As co-founders of Abbey Research, Kristen and Erin bring together their diverse expertise to shed light on the prevalent issue of burnout across various sectors, ranging from manufacturing to education, and offer invaluable insights into employee engagement and retention.
The book presents a compelling argument that the country has become entrenched in a burnout culture, where individuals face an inherent risk of succumbing to the detrimental effects of exhaustion. Celebrating burnout has become an unfortunate norm, leading to negative consequences for individuals and society at large.
The genesis of this profound exploration in the book came from Kristen Donnelly's personal experiences as an expatriate. Upon returning home after a significant period abroad, she realized she missed the person she had become during her stay overseas, a person unburdened by the constant pressure of burnout. Driven by her curiosity, she embarked on a quest to understand why this shift occurred and why exhaustion seemed so inherent to American culture.

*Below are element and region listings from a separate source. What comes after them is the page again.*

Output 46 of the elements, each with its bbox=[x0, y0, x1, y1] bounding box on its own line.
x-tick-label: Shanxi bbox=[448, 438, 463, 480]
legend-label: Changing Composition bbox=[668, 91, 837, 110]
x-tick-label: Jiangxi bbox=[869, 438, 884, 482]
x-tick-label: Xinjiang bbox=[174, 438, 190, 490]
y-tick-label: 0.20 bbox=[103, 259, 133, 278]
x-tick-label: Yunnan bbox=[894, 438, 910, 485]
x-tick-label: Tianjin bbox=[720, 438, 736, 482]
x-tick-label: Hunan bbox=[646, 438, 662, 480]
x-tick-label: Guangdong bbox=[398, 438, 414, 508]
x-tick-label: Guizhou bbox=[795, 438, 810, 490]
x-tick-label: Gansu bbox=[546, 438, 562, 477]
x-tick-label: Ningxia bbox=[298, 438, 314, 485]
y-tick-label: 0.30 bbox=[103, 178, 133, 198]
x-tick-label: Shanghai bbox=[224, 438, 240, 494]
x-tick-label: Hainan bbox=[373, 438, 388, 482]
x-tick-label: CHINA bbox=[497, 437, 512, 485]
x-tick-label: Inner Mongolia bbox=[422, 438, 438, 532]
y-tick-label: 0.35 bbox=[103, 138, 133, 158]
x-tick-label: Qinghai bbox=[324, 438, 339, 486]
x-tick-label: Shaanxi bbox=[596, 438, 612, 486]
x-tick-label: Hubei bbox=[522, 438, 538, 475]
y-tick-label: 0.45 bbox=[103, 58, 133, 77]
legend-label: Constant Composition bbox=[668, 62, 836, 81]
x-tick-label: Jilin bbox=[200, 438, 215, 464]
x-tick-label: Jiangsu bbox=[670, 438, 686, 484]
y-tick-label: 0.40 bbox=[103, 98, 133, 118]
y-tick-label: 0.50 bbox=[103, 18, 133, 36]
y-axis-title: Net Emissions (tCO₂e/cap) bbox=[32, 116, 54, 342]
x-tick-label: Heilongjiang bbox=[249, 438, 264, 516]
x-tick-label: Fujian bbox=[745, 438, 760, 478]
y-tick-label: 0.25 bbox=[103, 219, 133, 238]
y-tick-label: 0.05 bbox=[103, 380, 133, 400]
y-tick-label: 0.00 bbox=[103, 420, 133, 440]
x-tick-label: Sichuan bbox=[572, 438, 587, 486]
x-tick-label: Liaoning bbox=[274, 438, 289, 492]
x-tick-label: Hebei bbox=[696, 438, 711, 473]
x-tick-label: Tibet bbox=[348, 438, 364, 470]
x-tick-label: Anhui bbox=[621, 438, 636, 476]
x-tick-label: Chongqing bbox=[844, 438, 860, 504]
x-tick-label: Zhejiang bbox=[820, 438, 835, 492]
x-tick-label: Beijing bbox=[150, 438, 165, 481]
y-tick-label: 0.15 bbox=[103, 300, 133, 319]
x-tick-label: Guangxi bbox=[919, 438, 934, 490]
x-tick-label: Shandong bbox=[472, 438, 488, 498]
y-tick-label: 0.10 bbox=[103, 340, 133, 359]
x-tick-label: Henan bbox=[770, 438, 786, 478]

Kristen and Erin’s research led to the realization that Puritanical theology played a significant role in shaping the cultural attitude toward work, emphasizing the virtues of hard work, individualism, and the disregard for rest and sleep. These beliefs seamlessly aligned with the capitalist framework that took root in America, shaping the American dream and perpetuating the burnout culture.
The book meticulously examines the historical trajectory of these ideas, tracing how individualism superseded communal values and how this hyper-individualistic mindset continues to impact society to this day. By shedding light on these historical nuances, Donnelly and Hinson seek to foster a deeper understanding of the roots of burnout and its pervasive effects on both individuals and communities. The authors disagree with the notion that burnout is solely the individual’s responsibility to address. They challenge conventional burnout solutions that place the burden on individuals to implement self-care practices like yoga and boundary setting. Instead, they propose a collective and cultural approach to tackle burnout.
The authors offer a ray of hope by sharing practical steps to reformat personal and professional cultures for balance, rather than perpetuating the burnout cycle. By implementing small but impactful changes in daily life, individuals can cultivate environments that prioritize well-being and meaningful connections.
Kristen Donnelly and Erin Hinson aspire to liberate readers from the shackles of burnout, prompting a paradigm shift in how individuals navigate life and work. Their vision is to see their work resonate widely, empowering people to break free from the burden of burnout and embrace lives filled with fulfillment and genuine connections. ‘The Culture of Burnout’ will be available soon for preorder on Amazon.